Real-Time Formant Tracking
One method of speech recognition is to estimate the resonant frequencies of a speech signal. These frequencies, known as formants, tell us the vowel being spoken. There are a number of ways to do this. In my first attempt, I tried using the Levinson-Durbin algorithm to find the LPC coefficients over short intervals of speech. From there it is just a matter of finding the poles. The root finding code turned out to be much to slow for real time. However, now that I understand how to write optimized code on the C671x, I believe it may still be possible to do it this way. Next, I tried estimating the LPC coefficients using LMS*. By using LMS, the coefficients are known at every sample (instead of at the end of each window). This allows for tracking the roots. I did this by randomly seeding Newton's method for each root and running one iteration after each LMS update+. The biggest problem with this method is that the algorithm may lose track of roots. Then the algorithm has to be re-seeded repeatedly until the correct root is found again. In addition, LMS is not very good at estimating formants. After running a number of simulations, I decided to use a 25th order filter even though I only need to find the first few formants. I don't have an explanation, but it seems to work better this way.
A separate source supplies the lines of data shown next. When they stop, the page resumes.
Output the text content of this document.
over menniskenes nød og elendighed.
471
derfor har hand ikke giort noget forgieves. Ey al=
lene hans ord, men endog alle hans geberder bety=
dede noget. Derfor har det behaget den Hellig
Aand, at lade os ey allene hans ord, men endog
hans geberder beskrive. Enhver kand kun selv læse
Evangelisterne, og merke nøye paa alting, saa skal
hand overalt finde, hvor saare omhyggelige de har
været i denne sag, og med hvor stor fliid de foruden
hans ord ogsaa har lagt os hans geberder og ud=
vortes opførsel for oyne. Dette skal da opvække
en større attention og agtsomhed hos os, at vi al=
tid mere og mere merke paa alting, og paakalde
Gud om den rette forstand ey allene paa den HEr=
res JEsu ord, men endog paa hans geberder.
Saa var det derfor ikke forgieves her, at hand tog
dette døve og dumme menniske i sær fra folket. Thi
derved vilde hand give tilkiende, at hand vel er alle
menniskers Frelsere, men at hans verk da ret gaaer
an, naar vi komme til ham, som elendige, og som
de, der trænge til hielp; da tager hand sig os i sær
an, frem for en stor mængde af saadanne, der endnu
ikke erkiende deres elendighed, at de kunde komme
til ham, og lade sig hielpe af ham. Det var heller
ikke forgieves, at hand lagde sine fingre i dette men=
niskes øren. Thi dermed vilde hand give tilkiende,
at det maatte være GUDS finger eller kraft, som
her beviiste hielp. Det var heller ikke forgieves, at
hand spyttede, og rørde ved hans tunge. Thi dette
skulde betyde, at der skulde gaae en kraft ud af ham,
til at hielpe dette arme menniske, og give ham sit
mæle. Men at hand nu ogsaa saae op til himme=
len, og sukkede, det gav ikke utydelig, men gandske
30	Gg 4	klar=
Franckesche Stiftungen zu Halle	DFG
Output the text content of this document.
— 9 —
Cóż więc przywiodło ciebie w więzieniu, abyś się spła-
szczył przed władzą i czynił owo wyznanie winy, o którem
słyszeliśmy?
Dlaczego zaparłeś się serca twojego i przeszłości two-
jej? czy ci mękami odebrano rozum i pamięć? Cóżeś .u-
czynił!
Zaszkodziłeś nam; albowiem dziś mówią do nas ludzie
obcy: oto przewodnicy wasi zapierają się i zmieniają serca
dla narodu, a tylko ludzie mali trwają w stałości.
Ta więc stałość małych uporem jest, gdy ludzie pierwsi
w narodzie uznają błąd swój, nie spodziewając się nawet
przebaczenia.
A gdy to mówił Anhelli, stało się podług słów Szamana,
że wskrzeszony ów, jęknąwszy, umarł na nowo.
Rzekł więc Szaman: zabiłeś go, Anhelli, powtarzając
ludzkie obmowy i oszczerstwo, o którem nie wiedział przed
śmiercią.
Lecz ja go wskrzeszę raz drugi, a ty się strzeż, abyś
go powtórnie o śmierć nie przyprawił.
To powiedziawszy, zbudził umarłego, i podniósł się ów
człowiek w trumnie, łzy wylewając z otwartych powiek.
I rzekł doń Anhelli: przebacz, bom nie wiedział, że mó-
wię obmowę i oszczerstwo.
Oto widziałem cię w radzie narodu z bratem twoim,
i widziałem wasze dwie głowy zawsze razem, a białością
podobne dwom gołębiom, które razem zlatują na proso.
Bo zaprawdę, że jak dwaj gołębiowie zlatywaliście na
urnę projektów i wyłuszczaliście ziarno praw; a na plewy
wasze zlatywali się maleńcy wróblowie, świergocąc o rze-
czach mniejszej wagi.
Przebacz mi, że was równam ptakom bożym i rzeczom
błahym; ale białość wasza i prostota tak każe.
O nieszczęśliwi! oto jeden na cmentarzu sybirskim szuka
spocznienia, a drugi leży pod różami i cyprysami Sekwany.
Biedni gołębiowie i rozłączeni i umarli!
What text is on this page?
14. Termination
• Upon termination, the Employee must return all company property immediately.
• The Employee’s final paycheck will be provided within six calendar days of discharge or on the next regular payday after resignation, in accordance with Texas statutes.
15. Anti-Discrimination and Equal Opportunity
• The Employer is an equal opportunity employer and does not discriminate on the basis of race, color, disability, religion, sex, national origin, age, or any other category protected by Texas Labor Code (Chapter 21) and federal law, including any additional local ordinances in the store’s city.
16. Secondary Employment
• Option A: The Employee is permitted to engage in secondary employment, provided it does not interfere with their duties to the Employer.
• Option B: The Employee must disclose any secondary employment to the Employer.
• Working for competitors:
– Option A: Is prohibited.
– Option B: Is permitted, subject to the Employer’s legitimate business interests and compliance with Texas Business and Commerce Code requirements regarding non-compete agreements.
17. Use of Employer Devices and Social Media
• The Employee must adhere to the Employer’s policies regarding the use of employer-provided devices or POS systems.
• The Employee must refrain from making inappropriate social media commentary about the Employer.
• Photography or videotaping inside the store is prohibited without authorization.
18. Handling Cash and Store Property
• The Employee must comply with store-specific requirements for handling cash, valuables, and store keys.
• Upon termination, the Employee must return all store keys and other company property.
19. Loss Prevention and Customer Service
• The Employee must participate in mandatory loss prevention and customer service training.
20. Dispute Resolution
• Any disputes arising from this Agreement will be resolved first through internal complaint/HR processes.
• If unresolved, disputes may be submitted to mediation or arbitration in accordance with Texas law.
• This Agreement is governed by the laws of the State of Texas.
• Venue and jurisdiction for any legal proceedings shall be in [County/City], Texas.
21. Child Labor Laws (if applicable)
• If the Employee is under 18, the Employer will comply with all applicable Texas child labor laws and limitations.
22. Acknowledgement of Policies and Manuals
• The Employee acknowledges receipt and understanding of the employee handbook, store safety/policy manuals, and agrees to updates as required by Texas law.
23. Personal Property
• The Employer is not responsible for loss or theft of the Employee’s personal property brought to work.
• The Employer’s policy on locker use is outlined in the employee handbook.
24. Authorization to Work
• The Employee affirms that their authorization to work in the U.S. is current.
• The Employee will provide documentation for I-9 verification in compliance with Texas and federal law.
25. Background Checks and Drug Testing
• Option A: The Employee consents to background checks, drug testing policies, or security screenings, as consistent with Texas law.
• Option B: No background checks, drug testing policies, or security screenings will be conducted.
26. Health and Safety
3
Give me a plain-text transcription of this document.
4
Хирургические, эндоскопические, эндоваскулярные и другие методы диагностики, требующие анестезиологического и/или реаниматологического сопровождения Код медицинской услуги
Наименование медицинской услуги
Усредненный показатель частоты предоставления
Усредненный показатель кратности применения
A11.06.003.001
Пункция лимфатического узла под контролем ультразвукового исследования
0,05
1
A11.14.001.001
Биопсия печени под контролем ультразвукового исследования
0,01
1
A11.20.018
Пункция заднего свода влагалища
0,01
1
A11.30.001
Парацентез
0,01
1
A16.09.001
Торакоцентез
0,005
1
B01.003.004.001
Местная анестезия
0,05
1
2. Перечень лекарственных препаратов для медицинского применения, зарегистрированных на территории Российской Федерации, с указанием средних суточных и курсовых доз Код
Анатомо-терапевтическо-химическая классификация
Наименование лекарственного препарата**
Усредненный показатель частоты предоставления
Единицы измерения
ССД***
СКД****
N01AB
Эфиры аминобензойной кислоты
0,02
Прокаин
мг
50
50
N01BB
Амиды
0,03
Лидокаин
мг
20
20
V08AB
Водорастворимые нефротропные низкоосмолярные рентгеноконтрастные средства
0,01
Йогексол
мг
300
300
Unfortunately, most of the work is used to find formants that are thrown away. As an improvement, I would recommend using a lower order RLS. It should be possible to run a low order RLS in real time, and I would expect the results to be more accurate.
I tested the real time implementation with four different vowels. Only one vowel worked well (it managed to find the most important formants at least part of the time). For two of the vowels, the tracker appeared to find at least one of the formants. For one vowel, it didn't seem to work at all. This is the video (which runs very quickly) of the tracker. The x-axis plots the smaller frequency; the y-axis plots the larger frequency (Hz). The spot where the markers tend to cluster is the correct location according to F. R. Moore's "Elements of Computer Music".